On a positive note, the crisis has prompted unprecedented policy responses from central banks that have reduced interest rates to zero and flushed the global economy with liquidity. Global policy makers and world leaders are implementing fiscal measures to help businesses and people. In this regard, the United States has announced the largest government stimulus package in the country’s history of $2 trillion that could grow to over $6 trillion to help the country’s struggling businesses and its citizens. European government will likely follow with large government spending initiatives. These measures should help lessen the impact on companies and individuals, but they are only temporary measures. Moreover, with the resulting blow up in government budget deficits (some cases as large as10-15% of GDP), they will eventually need to be monetised with future impacts on interest rates, inflation and global growth. In the interim, the United States government spending package includes an immediate and one-time government check/direct deposit of a $1000+ to individuals and families. This may cause a small spike in U.S. consumer spending (in particular online shopping), but it is not sufficient to cover rent and mortgage payments, food, medication, and utilities for the masses. Thus, larger scale government intervention measures will need to be taken for both companies and individuals beyond the immediate fiscal pump priming such as mandatory deferments on rent and mortgage payments, taxes, utility costs, etc. Otherwise, the implications for the U.S. and global banking system will be severe as consumer and commercial loan defaults spike alongside public panic. The result will be further falls in global equity and credit markets and a sustained decline in economic activity.

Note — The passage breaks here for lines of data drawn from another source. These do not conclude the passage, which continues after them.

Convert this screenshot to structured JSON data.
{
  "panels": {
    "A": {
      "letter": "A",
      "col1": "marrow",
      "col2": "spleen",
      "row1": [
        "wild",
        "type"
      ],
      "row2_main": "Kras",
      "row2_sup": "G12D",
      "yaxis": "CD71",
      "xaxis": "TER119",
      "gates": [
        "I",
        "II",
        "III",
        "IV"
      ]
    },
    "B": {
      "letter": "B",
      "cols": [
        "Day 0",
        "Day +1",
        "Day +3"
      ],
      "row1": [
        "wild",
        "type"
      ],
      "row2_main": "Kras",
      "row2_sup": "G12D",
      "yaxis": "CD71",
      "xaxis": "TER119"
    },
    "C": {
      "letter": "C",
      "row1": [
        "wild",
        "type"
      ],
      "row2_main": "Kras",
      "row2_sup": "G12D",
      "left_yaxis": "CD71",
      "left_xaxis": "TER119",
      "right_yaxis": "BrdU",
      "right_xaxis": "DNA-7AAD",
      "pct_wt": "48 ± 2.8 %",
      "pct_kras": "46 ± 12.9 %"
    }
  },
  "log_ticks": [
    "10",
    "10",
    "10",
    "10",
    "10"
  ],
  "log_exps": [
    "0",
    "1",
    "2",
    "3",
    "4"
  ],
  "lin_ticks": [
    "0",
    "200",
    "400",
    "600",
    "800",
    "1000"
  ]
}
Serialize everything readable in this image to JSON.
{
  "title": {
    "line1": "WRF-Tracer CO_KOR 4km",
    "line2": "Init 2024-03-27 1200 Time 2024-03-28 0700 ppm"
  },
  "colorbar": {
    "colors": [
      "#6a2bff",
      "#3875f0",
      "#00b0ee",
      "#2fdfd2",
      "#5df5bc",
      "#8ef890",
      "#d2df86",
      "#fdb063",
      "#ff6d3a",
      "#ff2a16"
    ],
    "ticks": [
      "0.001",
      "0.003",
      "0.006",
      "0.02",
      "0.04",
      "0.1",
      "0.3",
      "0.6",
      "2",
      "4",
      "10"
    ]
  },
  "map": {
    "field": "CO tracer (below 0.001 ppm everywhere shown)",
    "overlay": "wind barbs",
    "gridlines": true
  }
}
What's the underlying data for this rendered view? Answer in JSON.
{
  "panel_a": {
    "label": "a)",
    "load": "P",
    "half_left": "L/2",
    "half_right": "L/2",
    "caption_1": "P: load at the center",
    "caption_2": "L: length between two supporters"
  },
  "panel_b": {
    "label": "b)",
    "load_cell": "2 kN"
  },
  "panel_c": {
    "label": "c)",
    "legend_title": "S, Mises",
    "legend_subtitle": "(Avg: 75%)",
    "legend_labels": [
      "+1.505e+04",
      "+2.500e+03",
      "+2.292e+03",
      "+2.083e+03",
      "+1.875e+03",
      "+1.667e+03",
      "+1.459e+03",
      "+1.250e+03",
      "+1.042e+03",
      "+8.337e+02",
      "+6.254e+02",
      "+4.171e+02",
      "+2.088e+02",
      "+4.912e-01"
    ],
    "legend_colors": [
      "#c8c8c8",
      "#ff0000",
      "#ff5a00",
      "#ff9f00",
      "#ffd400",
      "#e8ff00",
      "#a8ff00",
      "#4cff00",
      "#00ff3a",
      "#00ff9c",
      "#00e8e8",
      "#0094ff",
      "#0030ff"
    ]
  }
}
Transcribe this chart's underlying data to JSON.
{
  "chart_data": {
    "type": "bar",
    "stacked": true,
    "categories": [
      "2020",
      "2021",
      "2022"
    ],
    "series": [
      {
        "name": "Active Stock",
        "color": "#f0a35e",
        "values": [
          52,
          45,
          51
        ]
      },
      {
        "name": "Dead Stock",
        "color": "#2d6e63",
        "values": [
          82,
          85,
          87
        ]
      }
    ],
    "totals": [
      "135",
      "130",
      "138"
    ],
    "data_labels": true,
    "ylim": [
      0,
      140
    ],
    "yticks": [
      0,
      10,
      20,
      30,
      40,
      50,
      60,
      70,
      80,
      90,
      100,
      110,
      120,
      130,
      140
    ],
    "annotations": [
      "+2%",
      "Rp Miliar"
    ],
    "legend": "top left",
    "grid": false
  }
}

Away from the financial market and economic impacts of COVID-19, there are encouraging social signs that highlight some of the best aspects of humanity in times of crisis. Indeed, people are coming together and helping each other. This can best be seen by the unselfish and tireless support of doctors, nurses and other healthcare workers putting their own lives at risk to help others. In Italy, people are singing from their balconies to remind their neighbours that we are all in this crisis together. Another trend is that companies both large and small are recognizing that people working from home can be just as productive and successful as they are in the office workplace. This trend has implications for the continued trend toward flexible work arrangements such as telecommuting and remote working from home and can be supportive in the future to the continued growth in the global Build-To-Rent (BTR) market.
Hopefully, government-imposed containment measures will succeed in levelling the number of Covid-19 cases by midyear 2020, which combined with the support of the massive policy responses, will result in a “V” shaped bounce in economic activity by Q4. However, the more likely scenario is a broad U shape recovery or even an upward sloping L shape recovery over the next 2 years or longer with far reaching implications for the residential, office, and hospitality sectors. Unfortunately, the new normal for our global village will be further global pandemics, heightened volatility in financial markets, sharp swings in economic activity, and social distancing. How governments and individuals respond in the future will be the true test of humanity, but thus far there are reasons for optimism.